Aníbal Sánchez puso fin a la temporada regular con una joya de pitcheo, y está preparado para encarar la postemporada como uno de los hombres claves en la rotación de los Nacionales de Washington.
El diestro ha vivido un primer año estelar en el conjunto del mánager Dave Martínez quien desde los primeros días a puesto toda la confianza en el serpentinero. “Lo he dicho todo el tiempo, todos hablan de los tres grandes pero sin duda tenemos cuatro grandes”, dijo el mandamás haciendo referencia a Max Scherzer, Stephen Strasburg y Patrick Corbin.
El venezolano se ha convertido en una pieza vital luego de haber superado las dificultades de las primeras semanas, y durante la segunda mitad a dado muestra de ello al cosechar marca de 6-2 durante 15 presentaciones.

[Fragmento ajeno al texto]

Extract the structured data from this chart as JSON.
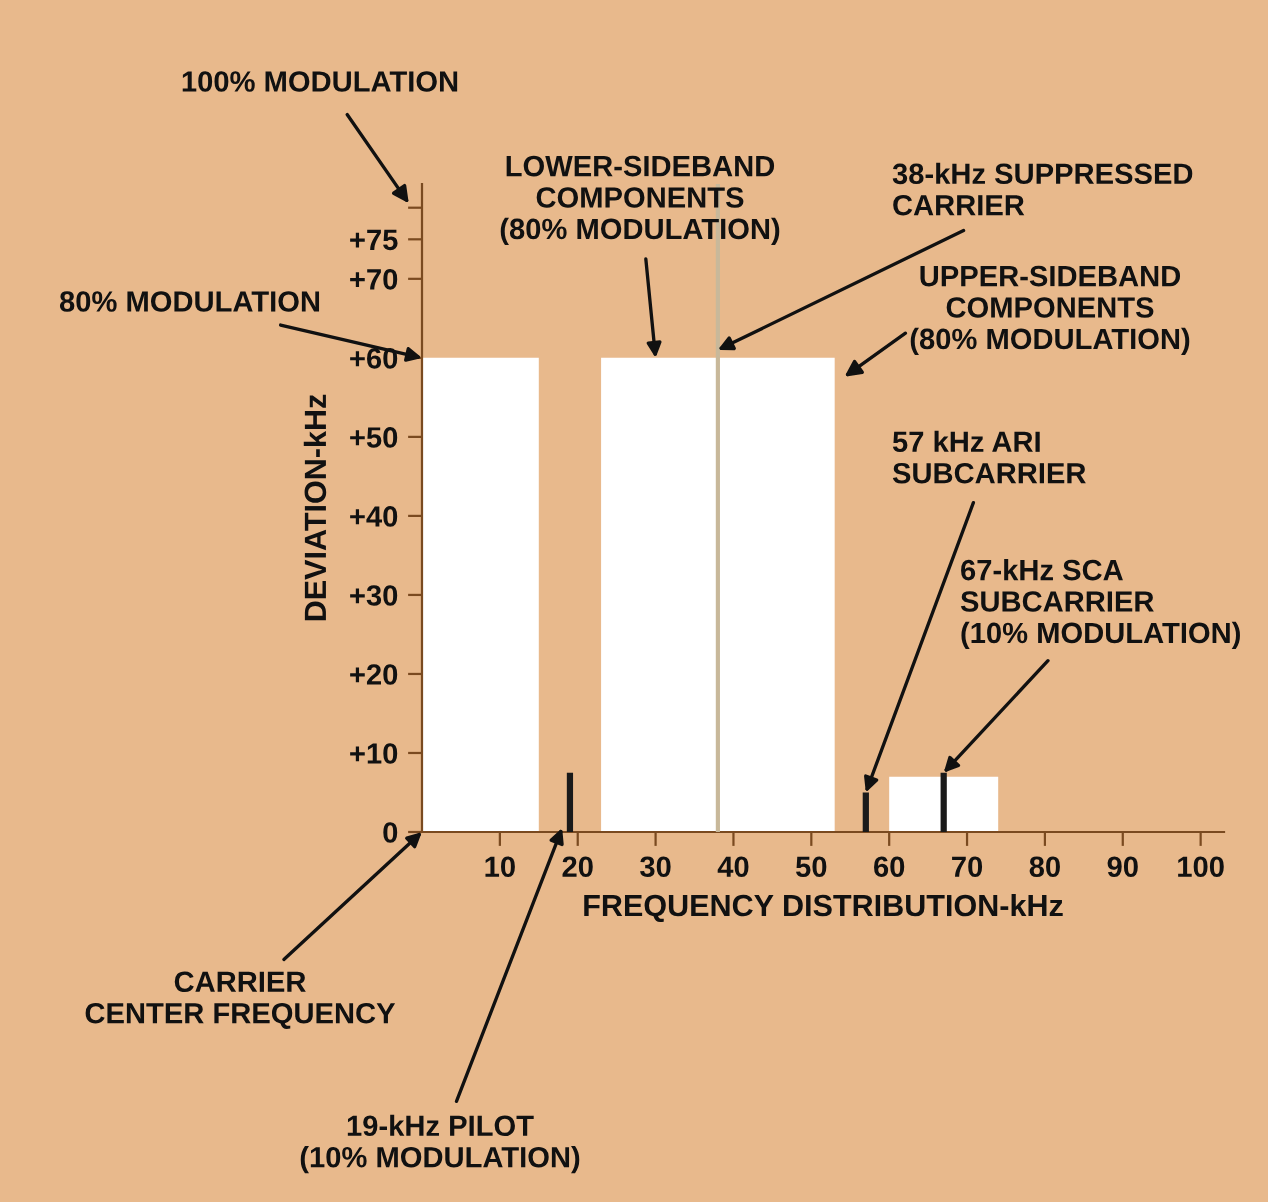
{
  "chart_data": {
    "type": "area",
    "xlabel": "FREQUENCY DISTRIBUTION-kHz",
    "ylabel": "DEVIATION-kHz",
    "xlim": [
      0,
      103
    ],
    "ylim": [
      0,
      82
    ],
    "xticks": [
      10,
      20,
      30,
      40,
      50,
      60,
      70,
      80,
      90,
      100
    ],
    "yticks": [
      0,
      {
        "value": 10,
        "label": "+10"
      },
      {
        "value": 20,
        "label": "+20"
      },
      {
        "value": 30,
        "label": "+30"
      },
      {
        "value": 40,
        "label": "+40"
      },
      {
        "value": 50,
        "label": "+50"
      },
      {
        "value": 60,
        "label": "+60"
      },
      {
        "value": 70,
        "label": "+70"
      },
      {
        "value": 75,
        "label": "+75"
      },
      {
        "value": 79,
        "label": null
      }
    ],
    "grid": false,
    "series": [
      {
        "color": "#ffffff",
        "x": [
          0,
          0,
          15,
          15,
          23,
          23,
          53,
          53,
          60,
          60,
          74,
          74
        ],
        "values": [
          0,
          60,
          60,
          0,
          0,
          60,
          60,
          0,
          0,
          7,
          7,
          0
        ]
      },
      {
        "type": "bar",
        "color": "#1a1a1a",
        "x": [
          19,
          57,
          67
        ],
        "values": [
          7.5,
          5,
          7.5
        ]
      }
    ],
    "ref_lines": [
      {
        "axis": "x",
        "value": 38,
        "color": "#c8b89a"
      }
    ],
    "annotations": [
      "100% MODULATION",
      {
        "text": "80% MODULATION",
        "x": 0,
        "y": 60
      },
      {
        "text": "LOWER-SIDEBAND\nCOMPONENTS\n(80% MODULATION)",
        "x": 30,
        "y": 60
      },
      {
        "text": "38-kHz SUPPRESSED\nCARRIER",
        "x": 38,
        "y": 61
      },
      "UPPER-SIDEBAND\nCOMPONENTS\n(80% MODULATION)",
      {
        "text": "57 kHz ARI\nSUBCARRIER",
        "x": 57,
        "y": 5
      },
      {
        "text": "67-kHz SCA\nSUBCARRIER\n(10% MODULATION)",
        "x": 67,
        "y": 7.5
      },
      {
        "text": "CARRIER\nCENTER FREQUENCY",
        "x": 0,
        "y": 0
      },
      {
        "text": "19-kHz PILOT\n(10% MODULATION)",
        "x": 18,
        "y": 0.5
      }
    ]
  }
}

«Siempre digo que si estás sano, puedes cambiar”, dijo Aníbal Sánchez. “Lo hice, demostré que todavía puedo lanzar a este nivel y me siento bien con eso”.
La clase y experiencia del serpentinero han salido a relucir logrando un cierre dorado al cosechar tres victorias consecutivas, en las cuales en dos de ellas ha completado al menos siete entradas de dos o menos carreras permitidas.
Asimismo, registró 134 ponches y 58 pasaportes en 166.0 entradas de labor.